Don Benito
Debí tener seis o siete
años, no recuerdo bien, pero entonces nunca había visto un muerto.
Solía preguntar sobre
muertos a Rosy, pero nunca había visto ninguno. Ella había visto
tantos
que difícilmente llevaba la cuenta. Había tenido una
experiencia demasiado estrecha con la
muerte, empezando por su
primer hijo muerto hacía mas de cuarenta años.
¿De que murió?
Se murió de un soplo en
el corazón, decía mi abuela. Aún siento como si apenas hubiera acabado de suceder.
Eran muchas las horas que
pasábamos hablando sobre muertos en las noches, a oscuras,
en la habitación, con la
luz lunar proyectando sobre la pared del dormitorio. Aveces me pasaba
a su
cama, pero casi siempre hablábamos de cama a cama.
Por algún motivo
particular no era tema que me asustara, no demasiado a diferencia de
los chicos que conocía
. Había pues escuchado mucho sobre muertos,
que creí conocer la sensación
de estar frente a uno.
Y como casi siempre sucede
en la vida, las cosas suelen llegar
espontaneas, cuando menos lo
esperamos se hacen presentes por si solas.
Aquella fue la tarde de un
Sábado. Me encontraba solo con Rosy, a punto de cerrar la tienda.

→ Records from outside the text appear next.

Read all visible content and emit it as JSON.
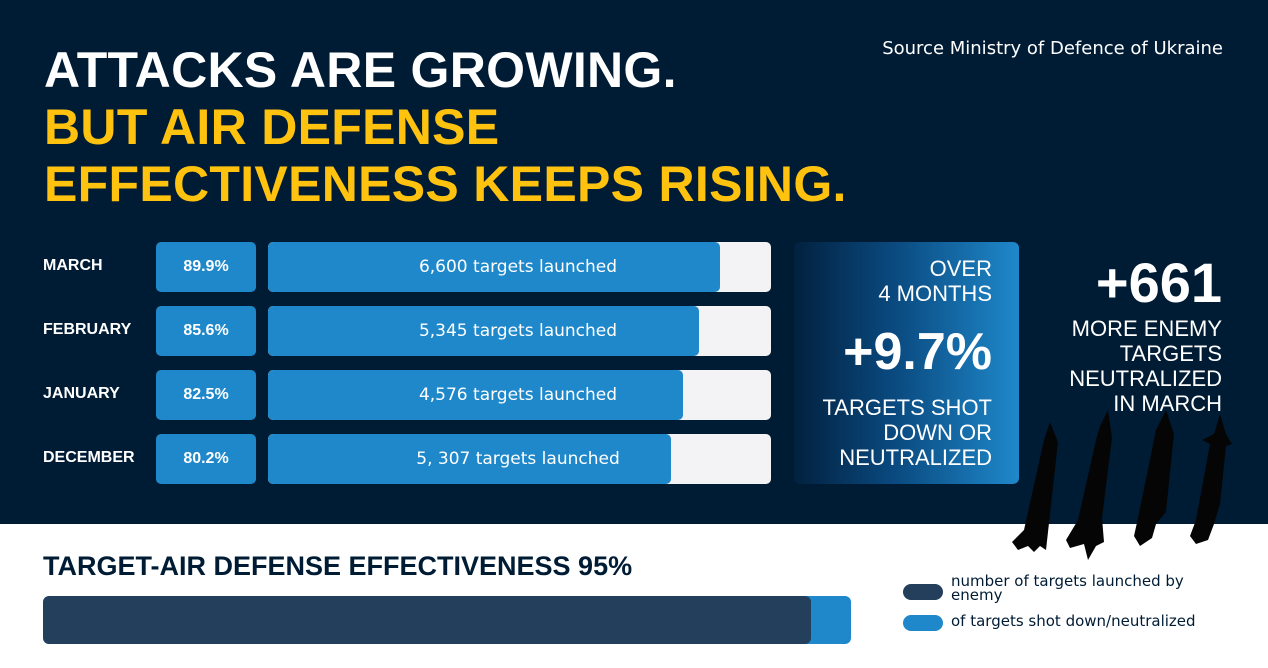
{
  "headline": {
    "line1": "ATTACKS ARE GROWING.",
    "line2": "BUT AIR DEFENSE",
    "line3": "EFFECTIVENESS KEEPS RISING."
  },
  "source": "Source Ministry of Defence of Ukraine",
  "colors": {
    "background_dark": "#001c35",
    "accent_yellow": "#ffc20e",
    "bar_blue": "#1f88cb",
    "bar_track": "#f3f3f5",
    "bar_navy": "#233f5b"
  },
  "stat_box": {
    "period_line1": "OVER",
    "period_line2": "4 MONTHS",
    "value": "+9.7%",
    "desc_line1": "TARGETS SHOT",
    "desc_line2": "DOWN OR",
    "desc_line3": "NEUTRALIZED"
  },
  "right_stat": {
    "value": "+661",
    "desc_line1": "MORE ENEMY",
    "desc_line2": "TARGETS",
    "desc_line3": "NEUTRALIZED",
    "desc_line4": "IN MARCH"
  },
  "bottom": {
    "title": "TARGET-AIR DEFENSE EFFECTIVENESS 95%",
    "effectiveness_percent": 95
  },
  "legend": [
    {
      "label": "number of targets launched by enemy",
      "color": "#233f5b"
    },
    {
      "label": "of targets shot down/neutralized",
      "color": "#1f88cb"
    }
  ],
  "chart_data": {
    "type": "bar",
    "title": "ATTACKS ARE GROWING. BUT AIR DEFENSE EFFECTIVENESS KEEPS RISING.",
    "categories": [
      "MARCH",
      "FEBRUARY",
      "JANUARY",
      "DECEMBER"
    ],
    "series": [
      {
        "name": "Air defense effectiveness (%)",
        "values": [
          89.9,
          85.6,
          82.5,
          80.2
        ],
        "labels": [
          "89.9%",
          "85.6%",
          "82.5%",
          "80.2%"
        ]
      },
      {
        "name": "Targets launched",
        "values": [
          6600,
          5345,
          4576,
          5307
        ],
        "labels": [
          "6,600 targets launched",
          "5,345 targets launched",
          "4,576 targets launched",
          "5, 307 targets launched"
        ]
      }
    ],
    "xlabel": "",
    "ylabel": "",
    "ylim": [
      0,
      100
    ],
    "grid": false
  }
}
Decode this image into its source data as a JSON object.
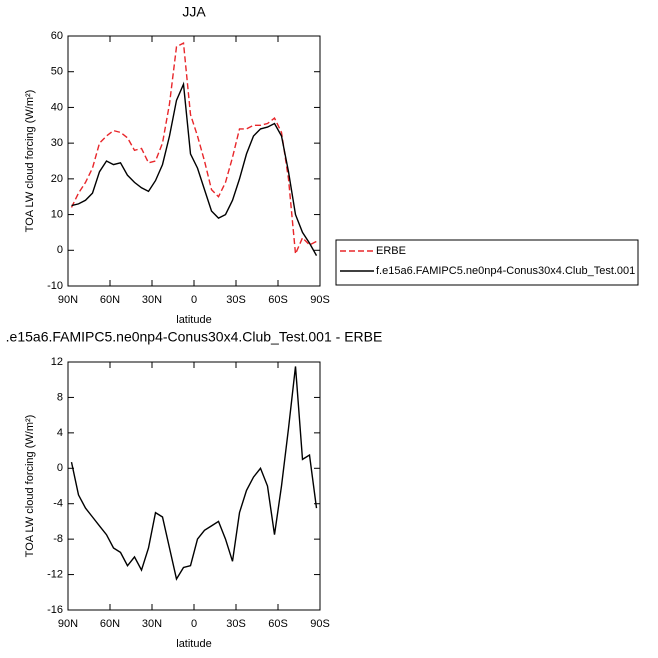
{
  "chart_data": [
    {
      "type": "line",
      "title": "JJA",
      "x_label": "latitude",
      "y_label": "TOA LW cloud forcing (W/m²)",
      "x": [
        87.5,
        82.5,
        77.5,
        72.5,
        67.5,
        62.5,
        57.5,
        52.5,
        47.5,
        42.5,
        37.5,
        32.5,
        27.5,
        22.5,
        17.5,
        12.5,
        7.5,
        2.5,
        -2.5,
        -7.5,
        -12.5,
        -17.5,
        -22.5,
        -27.5,
        -32.5,
        -37.5,
        -42.5,
        -47.5,
        -52.5,
        -57.5,
        -62.5,
        -67.5,
        -72.5,
        -77.5,
        -82.5,
        -87.5
      ],
      "series": [
        {
          "name": "ERBE",
          "color": "#e8262a",
          "dash": true,
          "values": [
            12,
            16,
            19,
            23,
            30,
            32,
            33.5,
            33,
            31.5,
            28,
            28.5,
            24.5,
            25,
            30,
            41,
            57,
            58,
            38,
            32,
            25,
            17,
            15,
            19,
            26,
            34,
            34,
            35,
            35,
            35.5,
            37,
            33,
            20,
            -1,
            3.5,
            1.5,
            2.5
          ]
        },
        {
          "name": "f.e15a6.FAMIPC5.ne0np4-Conus30x4.Club_Test.001",
          "color": "#000000",
          "dash": false,
          "values": [
            12.5,
            13,
            14,
            16,
            22,
            25,
            24,
            24.5,
            21,
            19,
            17.5,
            16.5,
            19.5,
            24,
            32,
            42,
            46.5,
            27,
            23,
            17,
            11,
            9,
            10,
            14,
            20,
            27,
            32,
            34,
            34.5,
            35.5,
            32,
            22,
            10,
            5,
            2,
            -1.5
          ]
        }
      ],
      "xlim": [
        90,
        -90
      ],
      "xticks": [
        {
          "value": 90,
          "label": "90N"
        },
        {
          "value": 60,
          "label": "60N"
        },
        {
          "value": 30,
          "label": "30N"
        },
        0,
        {
          "value": -30,
          "label": "30S"
        },
        {
          "value": -60,
          "label": "60S"
        },
        {
          "value": -90,
          "label": "90S"
        }
      ],
      "ylim": [
        -10,
        60
      ],
      "yticks": [
        -10,
        0,
        10,
        20,
        30,
        40,
        50,
        60
      ],
      "legend": "outside-right"
    },
    {
      "type": "line",
      "title": ".e15a6.FAMIPC5.ne0np4-Conus30x4.Club_Test.001 - ERBE",
      "x_label": "latitude",
      "y_label": "TOA LW cloud forcing (W/m²)",
      "x": [
        87.5,
        82.5,
        77.5,
        72.5,
        67.5,
        62.5,
        57.5,
        52.5,
        47.5,
        42.5,
        37.5,
        32.5,
        27.5,
        22.5,
        17.5,
        12.5,
        7.5,
        2.5,
        -2.5,
        -7.5,
        -12.5,
        -17.5,
        -22.5,
        -27.5,
        -32.5,
        -37.5,
        -42.5,
        -47.5,
        -52.5,
        -57.5,
        -62.5,
        -67.5,
        -72.5,
        -77.5,
        -82.5,
        -87.5
      ],
      "color": "#000000",
      "values": [
        0.7,
        -3,
        -4.5,
        -5.5,
        -6.5,
        -7.5,
        -9,
        -9.5,
        -11,
        -10,
        -11.5,
        -9,
        -5,
        -5.5,
        -9,
        -12.5,
        -11.2,
        -11,
        -8,
        -7,
        -6.5,
        -6,
        -8,
        -10.5,
        -5,
        -2.5,
        -1,
        0,
        -2,
        -7.5,
        -2,
        4.5,
        11.5,
        1,
        1.5,
        -4.5
      ],
      "xlim": [
        90,
        -90
      ],
      "xticks": [
        {
          "value": 90,
          "label": "90N"
        },
        {
          "value": 60,
          "label": "60N"
        },
        {
          "value": 30,
          "label": "30N"
        },
        0,
        {
          "value": -30,
          "label": "30S"
        },
        {
          "value": -60,
          "label": "60S"
        },
        {
          "value": -90,
          "label": "90S"
        }
      ],
      "ylim": [
        -16,
        12
      ],
      "yticks": [
        -16,
        -12,
        -8,
        -4,
        0,
        4,
        8,
        12
      ]
    }
  ]
}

Ella ocupada en la hoja de
balances con las gafas puestas. En medio de un silencio que se
podía
escuchar unicamente la manecilla del reloj colgado en el muro. Yo
esperando
sentado arriba de un
taburete. Lo que debía ser horriblemente aburrido para cualquier
niño a
mí me gustaba. El olor en aquel sitio era como tener los
aromas de todos los árboles del mundo ahí mezclados.
En eso frente a la tienda
se detiene una ambulancia y un camión de policía con las luces de
la
torreta encendidas. Bajaron un par de paramédicos; un hombre de
traje con un cuaderno y
uno de los dos policías. Poco tiempo
después un paramédico volvió empujando una silla de
ruedas con lo
que figuraba ser una persona sacudiéndose suelta por el traqueteo
de
las ruedas. Estaba tapada con una Sabana muy blanca. Inmaculada,
diría yo. Supe de quien
se trataba. Pude reconocer las pantuflas a
cuadros y los tobillos blancos. No lo podía creer.
La gente comenzó a
juntarse. Mi abuela me dijo que esperara dentro y salió de la
tienda.
Cuando volvió, noté que
traía los ojos irritados y la voz un poco cortada, y dijo “Es don
Benito, hijo ¿te acuerdas
de Don Benito? Se murió”
Recuerdo que exclamé con
un ¡Oh, don Benito! Aunque ya sabía de quien
se trataba. No dije
nada mas. Pero a mí mente llegó la figura de don Benito pidiendo
limosna
, sentado en su silla de ruedas afuera de su casita. Aveces
cuando pasaba solía regalarme
algunos caramelos de limón y agitar
mi pelo. Me preguntaba que quería ser cuando fuera
grande.
-¡Quiere ser inventor Don
Benito, inventor! -contestaba mi abuela-
-¡Ah! Inventor y movía
sus manos como si ejecutara una especie de danza atornillando una
pieza imaginaria.
Entonces yo decía,
-No. Quiero ser Abogado
como mi padre.
Cuando nos íbamos quedaba
tan solitario como siempre, escuchando su radiecito de pilas.
Viejas canciones de su
época. Ahora pienso que era una música muy melancólica.
Nadie sabía en realidad
quién era don Benito. Unos decían que no tenía hijos. Otros
decían
que habían muerto ahogados cuando eran unos niños al
pretender cruzar el río Bravo y
había pasado gran parte de su vida
solo.
Los paramédicos ataron la
silla con el cuerpo en el camión de policía y luego arrancaron. La
última vez que lo vi, fue justo cuando torcieron a la avenida
principal. Vi como se sacudía su
cabeza y entonces me pareció
mucho mas desamparado que cuando vivía. ¿A donde lo
llevaban?
Siempre que pasaba frente
a su casa miraba hacia ese punto, con la vaga ilusión
infantil de que lo miraría
una vez mas.
-Dicen que fue un infarto
-escuché una voz.
Aquella noche no hablamos
de nada. Nadie de los dos tuvo ánimos de decir una palabra. No
entendía que es lo que había que temer de los muertos.